Mock Orange is a collection of poems in which Anne Osbourn attempts to order her life and her origins and to try to understand how and why she became a scientist, specifically a plant biologist. From early childhood she has tried to make sense of the world through plants. In mid-eighteenth century Sweden Linnaeus, the father of modern taxonomy, spent his life trying to understand his Maker through the classification of plants. Osbourn’s poetry encompasses Linnaeus’s adventures and experiences and his fascination with living things.
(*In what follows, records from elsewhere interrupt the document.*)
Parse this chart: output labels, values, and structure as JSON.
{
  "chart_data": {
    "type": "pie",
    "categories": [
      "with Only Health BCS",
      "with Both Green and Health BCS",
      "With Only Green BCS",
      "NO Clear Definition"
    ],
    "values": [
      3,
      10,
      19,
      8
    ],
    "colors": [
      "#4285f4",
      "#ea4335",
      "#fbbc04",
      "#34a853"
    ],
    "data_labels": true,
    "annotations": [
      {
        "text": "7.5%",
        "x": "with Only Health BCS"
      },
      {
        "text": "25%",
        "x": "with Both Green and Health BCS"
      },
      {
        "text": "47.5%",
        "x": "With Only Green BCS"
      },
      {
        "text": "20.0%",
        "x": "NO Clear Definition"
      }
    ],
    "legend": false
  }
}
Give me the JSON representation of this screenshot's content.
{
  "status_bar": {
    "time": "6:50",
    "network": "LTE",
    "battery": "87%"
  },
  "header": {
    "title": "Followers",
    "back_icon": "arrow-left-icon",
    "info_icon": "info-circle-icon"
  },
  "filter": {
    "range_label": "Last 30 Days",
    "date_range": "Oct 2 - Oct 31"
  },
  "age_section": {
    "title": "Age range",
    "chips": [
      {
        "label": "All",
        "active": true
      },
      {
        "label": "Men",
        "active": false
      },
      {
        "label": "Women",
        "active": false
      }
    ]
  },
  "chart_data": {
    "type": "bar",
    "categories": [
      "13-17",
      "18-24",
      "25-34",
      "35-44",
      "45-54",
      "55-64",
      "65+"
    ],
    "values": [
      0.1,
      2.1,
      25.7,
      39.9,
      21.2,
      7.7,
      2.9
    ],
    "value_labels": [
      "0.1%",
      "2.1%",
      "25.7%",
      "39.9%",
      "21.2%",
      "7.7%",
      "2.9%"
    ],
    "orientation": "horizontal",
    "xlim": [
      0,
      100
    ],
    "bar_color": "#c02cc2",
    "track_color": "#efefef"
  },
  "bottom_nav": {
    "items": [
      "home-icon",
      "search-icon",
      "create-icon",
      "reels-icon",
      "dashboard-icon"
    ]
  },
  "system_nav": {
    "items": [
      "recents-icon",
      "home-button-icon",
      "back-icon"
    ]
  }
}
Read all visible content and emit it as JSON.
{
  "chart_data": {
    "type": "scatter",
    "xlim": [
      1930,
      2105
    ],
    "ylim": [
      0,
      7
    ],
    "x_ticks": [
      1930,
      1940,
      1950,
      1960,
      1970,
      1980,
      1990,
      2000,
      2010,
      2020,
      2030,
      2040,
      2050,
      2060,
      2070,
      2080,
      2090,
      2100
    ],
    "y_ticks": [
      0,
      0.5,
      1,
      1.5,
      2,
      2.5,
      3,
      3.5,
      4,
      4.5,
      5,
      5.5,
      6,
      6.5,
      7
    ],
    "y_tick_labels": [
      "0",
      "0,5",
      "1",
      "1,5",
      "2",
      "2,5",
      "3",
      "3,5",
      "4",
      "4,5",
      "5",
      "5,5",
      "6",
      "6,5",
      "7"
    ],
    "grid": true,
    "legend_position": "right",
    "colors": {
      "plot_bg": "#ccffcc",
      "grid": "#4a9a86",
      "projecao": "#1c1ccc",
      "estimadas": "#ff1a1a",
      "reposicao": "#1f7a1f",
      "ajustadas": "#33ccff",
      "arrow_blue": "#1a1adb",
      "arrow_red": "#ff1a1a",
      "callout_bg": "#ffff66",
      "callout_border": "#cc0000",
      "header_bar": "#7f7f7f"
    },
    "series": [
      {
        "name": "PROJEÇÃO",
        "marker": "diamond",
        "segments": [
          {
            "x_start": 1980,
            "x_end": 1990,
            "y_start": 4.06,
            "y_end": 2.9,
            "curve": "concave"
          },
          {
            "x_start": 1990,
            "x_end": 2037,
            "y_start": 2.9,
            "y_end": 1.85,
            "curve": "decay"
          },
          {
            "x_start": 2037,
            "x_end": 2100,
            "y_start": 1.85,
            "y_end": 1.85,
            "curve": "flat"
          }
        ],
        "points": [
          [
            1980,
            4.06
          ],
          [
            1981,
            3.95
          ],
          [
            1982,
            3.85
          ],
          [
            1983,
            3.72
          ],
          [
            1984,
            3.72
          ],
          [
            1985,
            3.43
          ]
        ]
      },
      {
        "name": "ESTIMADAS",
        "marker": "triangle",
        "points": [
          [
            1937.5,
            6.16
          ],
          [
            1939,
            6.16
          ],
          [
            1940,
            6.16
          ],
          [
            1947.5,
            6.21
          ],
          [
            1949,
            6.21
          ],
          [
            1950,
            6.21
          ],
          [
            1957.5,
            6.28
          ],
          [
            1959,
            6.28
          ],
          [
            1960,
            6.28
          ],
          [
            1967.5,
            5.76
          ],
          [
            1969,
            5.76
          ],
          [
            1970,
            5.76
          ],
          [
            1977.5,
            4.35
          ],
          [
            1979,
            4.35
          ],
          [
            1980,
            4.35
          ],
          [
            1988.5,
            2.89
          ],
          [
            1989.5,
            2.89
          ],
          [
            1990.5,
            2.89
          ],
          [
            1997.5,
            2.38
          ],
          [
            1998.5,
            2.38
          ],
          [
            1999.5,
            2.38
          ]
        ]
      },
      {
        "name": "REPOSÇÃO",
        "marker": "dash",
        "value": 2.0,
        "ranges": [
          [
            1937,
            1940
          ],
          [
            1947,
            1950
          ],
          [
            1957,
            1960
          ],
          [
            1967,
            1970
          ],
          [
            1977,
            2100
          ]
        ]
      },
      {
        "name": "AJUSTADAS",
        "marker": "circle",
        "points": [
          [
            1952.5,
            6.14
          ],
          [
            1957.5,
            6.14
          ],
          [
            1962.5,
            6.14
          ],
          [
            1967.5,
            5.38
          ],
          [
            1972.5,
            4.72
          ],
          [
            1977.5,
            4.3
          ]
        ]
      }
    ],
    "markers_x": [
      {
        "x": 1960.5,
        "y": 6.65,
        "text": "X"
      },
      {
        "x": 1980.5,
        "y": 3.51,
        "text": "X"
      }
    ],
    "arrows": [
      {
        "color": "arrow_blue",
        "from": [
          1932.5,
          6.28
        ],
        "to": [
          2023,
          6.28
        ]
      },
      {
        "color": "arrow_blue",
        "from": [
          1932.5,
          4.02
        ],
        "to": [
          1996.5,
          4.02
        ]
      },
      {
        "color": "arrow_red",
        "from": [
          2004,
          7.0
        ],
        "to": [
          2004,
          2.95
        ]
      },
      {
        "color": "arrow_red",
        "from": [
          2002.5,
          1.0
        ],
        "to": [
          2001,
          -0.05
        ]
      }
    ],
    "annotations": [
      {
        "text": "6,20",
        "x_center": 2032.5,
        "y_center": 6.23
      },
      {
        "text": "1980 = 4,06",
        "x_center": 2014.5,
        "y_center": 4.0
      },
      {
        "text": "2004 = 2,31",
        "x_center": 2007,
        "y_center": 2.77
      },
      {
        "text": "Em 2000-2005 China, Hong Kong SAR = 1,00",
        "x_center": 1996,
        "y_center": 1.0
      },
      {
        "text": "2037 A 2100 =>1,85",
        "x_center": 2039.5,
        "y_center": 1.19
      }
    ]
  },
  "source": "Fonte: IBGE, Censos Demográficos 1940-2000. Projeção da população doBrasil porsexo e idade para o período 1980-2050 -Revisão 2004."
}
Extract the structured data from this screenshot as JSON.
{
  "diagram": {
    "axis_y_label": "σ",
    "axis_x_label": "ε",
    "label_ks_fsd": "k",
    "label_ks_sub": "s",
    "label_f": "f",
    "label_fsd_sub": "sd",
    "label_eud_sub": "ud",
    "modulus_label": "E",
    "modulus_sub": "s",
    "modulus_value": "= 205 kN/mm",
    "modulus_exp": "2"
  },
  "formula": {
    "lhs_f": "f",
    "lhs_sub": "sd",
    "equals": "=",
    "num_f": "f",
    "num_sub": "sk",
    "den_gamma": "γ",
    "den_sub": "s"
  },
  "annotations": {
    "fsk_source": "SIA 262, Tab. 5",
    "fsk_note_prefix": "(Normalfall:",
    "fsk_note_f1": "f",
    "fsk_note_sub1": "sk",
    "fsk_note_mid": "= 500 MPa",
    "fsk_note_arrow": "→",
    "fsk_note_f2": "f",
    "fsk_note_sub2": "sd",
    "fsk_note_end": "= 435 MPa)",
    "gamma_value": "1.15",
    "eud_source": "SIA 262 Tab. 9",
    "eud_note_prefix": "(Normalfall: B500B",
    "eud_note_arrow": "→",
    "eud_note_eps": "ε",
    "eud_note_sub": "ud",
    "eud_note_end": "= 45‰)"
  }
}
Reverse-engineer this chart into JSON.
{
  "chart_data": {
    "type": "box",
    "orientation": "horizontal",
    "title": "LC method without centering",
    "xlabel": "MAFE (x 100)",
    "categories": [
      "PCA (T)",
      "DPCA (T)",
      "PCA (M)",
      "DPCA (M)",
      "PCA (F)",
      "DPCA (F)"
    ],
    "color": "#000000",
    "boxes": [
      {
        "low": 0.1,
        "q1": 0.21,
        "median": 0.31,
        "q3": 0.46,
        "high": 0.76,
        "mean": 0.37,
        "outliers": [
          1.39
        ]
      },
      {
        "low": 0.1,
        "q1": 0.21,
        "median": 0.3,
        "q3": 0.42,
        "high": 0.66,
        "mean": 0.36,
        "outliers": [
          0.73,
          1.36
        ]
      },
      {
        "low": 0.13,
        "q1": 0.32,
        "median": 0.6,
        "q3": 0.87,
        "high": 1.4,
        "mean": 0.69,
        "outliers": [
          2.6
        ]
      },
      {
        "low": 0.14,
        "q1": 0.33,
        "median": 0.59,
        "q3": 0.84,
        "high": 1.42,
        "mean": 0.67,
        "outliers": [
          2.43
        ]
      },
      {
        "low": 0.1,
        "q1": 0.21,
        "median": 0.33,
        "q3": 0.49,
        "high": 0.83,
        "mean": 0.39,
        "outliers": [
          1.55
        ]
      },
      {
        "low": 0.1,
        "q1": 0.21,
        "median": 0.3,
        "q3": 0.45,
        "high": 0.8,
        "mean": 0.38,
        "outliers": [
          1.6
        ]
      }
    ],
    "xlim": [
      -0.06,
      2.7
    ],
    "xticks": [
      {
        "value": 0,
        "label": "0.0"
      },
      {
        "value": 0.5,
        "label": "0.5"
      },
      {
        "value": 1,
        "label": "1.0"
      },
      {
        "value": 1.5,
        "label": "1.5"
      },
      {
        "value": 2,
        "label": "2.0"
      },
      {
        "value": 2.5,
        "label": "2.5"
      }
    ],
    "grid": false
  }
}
Mock Orange is therefore about journeys from origins, both personal and global, in which negotiations between scientific and non-scientific languages and points of view form a central theme.
Anne Osbourn is a plant scientist at the John Innes Centre in Norwich, UK. She started writing poetry in 2004 when she was awarded a National Endowment for Science, Technology and the Arts (NESTA) Dream Time Fellowship to spend a year on sabbatical in the School of Literature and Creative Writing at the University of East Anglia (UEA). Her poems have been published both in poetry magazines and international science journals, and she was shortlisted for the Flambard Poetry Prize in 2017. She holds an honorary professorship at UEA. She also founded the Science, Art and Writing (SAW) Trust (www.sawtrust.org), which uses science as a meeting place for interdisciplinary adventures.